Mas neste filme sobre o General Butt Naked o título apresenta uma outra palavra, ainda mais importante para a história que se quer contar: redenção.

Ao contrário do que se passa no Invisible Children aqui o "monstro" é filmado pelos realizadores...Joseph Kony aparece só em alguns frames mas o General Butt Naked é o protagonista do filme, estando em cena na grande maioria do tempo enquanto conta a sua história, espalha a sua nova mensagem e pede desculpa aos que magoou ou aos seus familiar. Os tempos são de redenção para Joshua Milton Blahyi.

Isto porque ao fim de uma série de anos a cometer as maiores barbaridades da guerra civil liberiana Joshua teve uma visão: Jesus apareceu-lhe, fê-lo ver o quão errado estava ao comportar-se assim e mudou-lhe a vida para sempre.

Por vezes a conversão de Joshua parece ser honesta, vê-se que ele acredita nas palavras que diz, faz o que pode para ajudar aqueles que prejudicou (embora mantenha uma série de gadgets e roupas caras num país paupérrimo) e, segundo o filme, foi um dos poucos (senão o único) dos guerrilheiros dessa altura que se apresentou publicamente perante a Comissão de Verdade e Reconciliação (CVR) criada em 2005 e confessou as atrocidades cometidas. Mas, apesar disso, devo confessar que não consigo acreditar totalmente nele: quando vemos os seus sermões na igreja (Joshua é agora um "ministro" religioso) ou quando o vemos a apresentar as suas desculpas àqueles que magoou podemos testemunhar que sua agressividade continua lá por inteiro...Joshua parece ser um barril de pólvora que por agora está controlado, mas que a dada altura poderá voltar a explodir.

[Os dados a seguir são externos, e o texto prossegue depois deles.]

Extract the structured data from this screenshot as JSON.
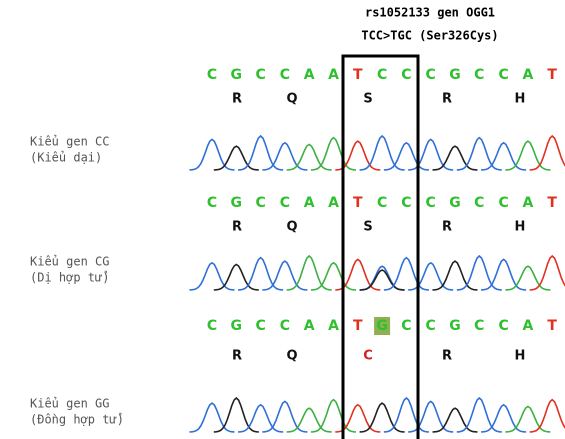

Se assim é ou não não sou eu que posso confirmar, deixo-o para quem convive com ele mais de perto, mas não deixa de ser interessante ver que a grande maioria daqueles a quem Joshua pede desculpa ("Sorry", diz ele, uma palavra demasiado fraca para os horrores que motivou) deseja que ele ainda venha a ser punido pelo que fez. O ter-se apresentado na CVR fez com que fosse indultado pelo que pode andar livremente na Libéria, sem vir a ser perseguido judicialmente mas ainda há muitos que querem que pague pelos males que fez. No final do filme também vocês terão o vosso veredicto.


Este é mais um documentário no âmbito do DocLisboa 2011. Passou hoje e volta a passar dia 28, às 21h45 no cinema Londres.